Honoring journalism in such an explicit manner, going as far as deeming it crucial to the survival of democracy and peace, might seem grandiose. Yet it’s a choice we deeply appreciate. Oslo’s analysis of the vital role of the free press rings particularly true in an era of democratic backsliding and petty authoritarianism. In Ressa’s own words, her award is an explicit acknowledgment that “a world without facts means a world without truth and trust;” a darker, more intolerant world where disinformation and falsified narratives color our perspectives and polarize society — our world, arguably.

Broadly accepted facts represent the backbone of democracy, offering the kind of shared understanding of society upon which healthy, non-delusional political debate is rooted. A healthy, fair, and free press is key to achieving that.

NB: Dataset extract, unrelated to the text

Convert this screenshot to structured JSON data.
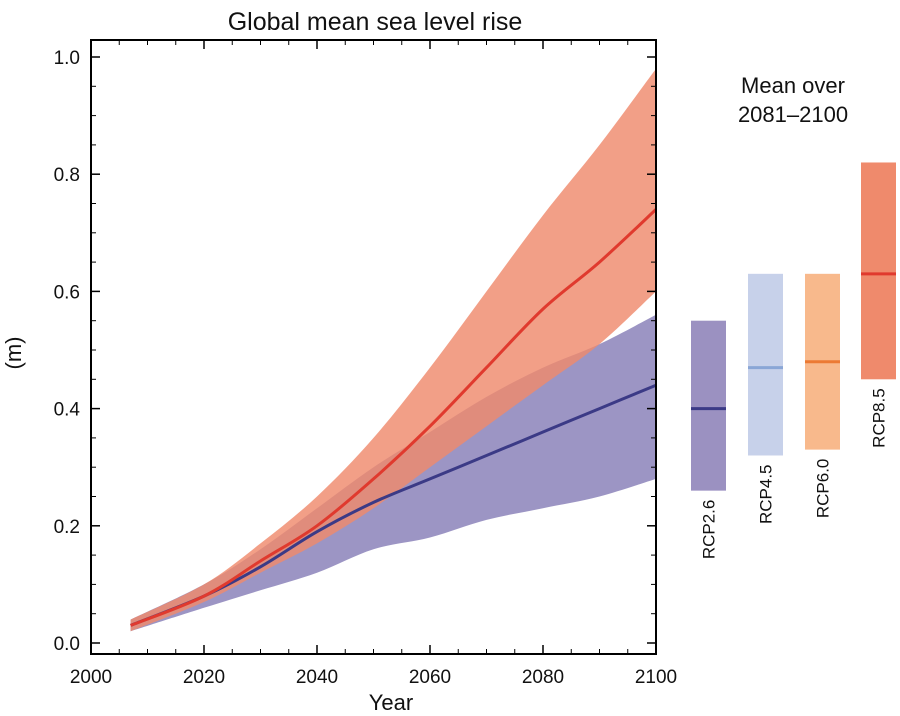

Of course, the pursuit of truth isn’t confined to newsrooms. As a truth-seeking institution with “veritas” for our motto, Harvard has much to learn from this year’s laureates. Our university must reflect on its role in building a set of common, shared facts for the country and the world. As a (perhaps the) preeminent knowledge factory, we must strive to produce and spread scholarship in a manner that allows it to be widely shared and accepted by non-Cantabrigians despite our polarized times.

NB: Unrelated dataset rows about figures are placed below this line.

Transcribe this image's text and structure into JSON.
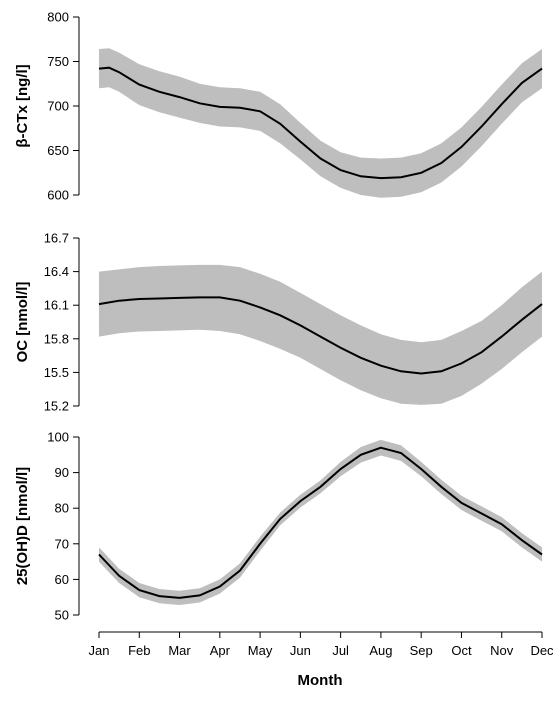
{
  "chart_data": {
    "type": "line",
    "xlabel": "Month",
    "x_ticks": [
      "Jan",
      "Feb",
      "Mar",
      "Apr",
      "May",
      "Jun",
      "Jul",
      "Aug",
      "Sep",
      "Oct",
      "Nov",
      "Dec"
    ],
    "band_color": "#bebebe",
    "line_color": "#000000",
    "panels": [
      {
        "ylabel": "β-CTx [ng/l]",
        "ylim": [
          600,
          800
        ],
        "yticks": [
          600,
          650,
          700,
          750,
          800
        ],
        "x": [
          0,
          0.25,
          0.5,
          1,
          1.5,
          2,
          2.5,
          3,
          3.5,
          4,
          4.5,
          5,
          5.5,
          6,
          6.5,
          7,
          7.5,
          8,
          8.5,
          9,
          9.5,
          10,
          10.5,
          11
        ],
        "center": [
          742,
          743,
          738,
          724,
          716,
          710,
          703,
          699,
          698,
          694,
          680,
          660,
          641,
          628,
          621,
          619,
          620,
          625,
          636,
          654,
          677,
          702,
          726,
          742
        ],
        "lower": [
          720,
          721,
          716,
          701,
          693,
          687,
          681,
          677,
          676,
          672,
          658,
          640,
          621,
          608,
          600,
          597,
          598,
          603,
          614,
          632,
          655,
          680,
          704,
          720
        ],
        "upper": [
          764,
          765,
          760,
          747,
          739,
          733,
          725,
          721,
          720,
          716,
          702,
          681,
          661,
          648,
          642,
          641,
          642,
          647,
          658,
          676,
          699,
          724,
          748,
          764
        ]
      },
      {
        "ylabel": "OC [nmol/l]",
        "ylim": [
          15.2,
          16.7
        ],
        "yticks": [
          "15.2",
          "15.5",
          "15.8",
          "16.1",
          "16.4",
          "16.7"
        ],
        "x": [
          0,
          0.5,
          1,
          1.5,
          2,
          2.5,
          3,
          3.5,
          4,
          4.5,
          5,
          5.5,
          6,
          6.5,
          7,
          7.5,
          8,
          8.5,
          9,
          9.5,
          10,
          10.5,
          11
        ],
        "center": [
          16.11,
          16.14,
          16.155,
          16.16,
          16.165,
          16.17,
          16.17,
          16.14,
          16.08,
          16.01,
          15.92,
          15.82,
          15.72,
          15.63,
          15.56,
          15.51,
          15.49,
          15.51,
          15.58,
          15.68,
          15.82,
          15.97,
          16.11
        ],
        "lower": [
          15.82,
          15.85,
          15.865,
          15.87,
          15.875,
          15.88,
          15.87,
          15.84,
          15.78,
          15.71,
          15.63,
          15.53,
          15.43,
          15.34,
          15.27,
          15.22,
          15.21,
          15.22,
          15.29,
          15.4,
          15.53,
          15.68,
          15.82
        ],
        "upper": [
          16.4,
          16.42,
          16.44,
          16.45,
          16.455,
          16.46,
          16.46,
          16.44,
          16.38,
          16.31,
          16.21,
          16.11,
          16.01,
          15.92,
          15.84,
          15.79,
          15.77,
          15.79,
          15.87,
          15.96,
          16.1,
          16.26,
          16.4
        ]
      },
      {
        "ylabel": "25(OH)D [nmol/l]",
        "ylim": [
          50,
          100
        ],
        "yticks": [
          50,
          60,
          70,
          80,
          90,
          100
        ],
        "x": [
          0,
          0.5,
          1,
          1.5,
          2,
          2.5,
          3,
          3.5,
          4,
          4.5,
          5,
          5.5,
          6,
          6.5,
          7,
          7.5,
          8,
          8.5,
          9,
          9.5,
          10,
          10.5,
          11
        ],
        "center": [
          67,
          61,
          57,
          55.3,
          54.8,
          55.5,
          58,
          62.5,
          70,
          77,
          82,
          86,
          91,
          95,
          97,
          95.5,
          91,
          86,
          81.5,
          78.5,
          75.5,
          71,
          67
        ],
        "lower": [
          65,
          59,
          55,
          53.3,
          52.8,
          53.5,
          56,
          60.5,
          68,
          75.2,
          80.2,
          84.2,
          89,
          92.8,
          94.8,
          93.3,
          89,
          84,
          79.5,
          76.5,
          73.5,
          69,
          65
        ],
        "upper": [
          69,
          63,
          59,
          57.3,
          56.8,
          57.5,
          60,
          64.5,
          72,
          78.8,
          83.8,
          87.8,
          93,
          97.2,
          99.2,
          97.7,
          93,
          88,
          83.5,
          80.5,
          77.5,
          73,
          69
        ]
      }
    ]
  }
}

This Nobel season, Oslo has left us to chew on the importance of a free press, and called attention to the ratcheting threat to democracy and journalists worldwide. Amidst this darkness, Maria Ressa and Dmitry Muratov shine a light.

This staff editorial solely represents the majority view of The Crimson Editorial Board. It is the product of discussions at regular Editorial Board meetings. In order to ensure the impartiality of our journalism, Crimson editors who choose to opine and vote at these meetings are not involved in the reporting of articles on similar topics.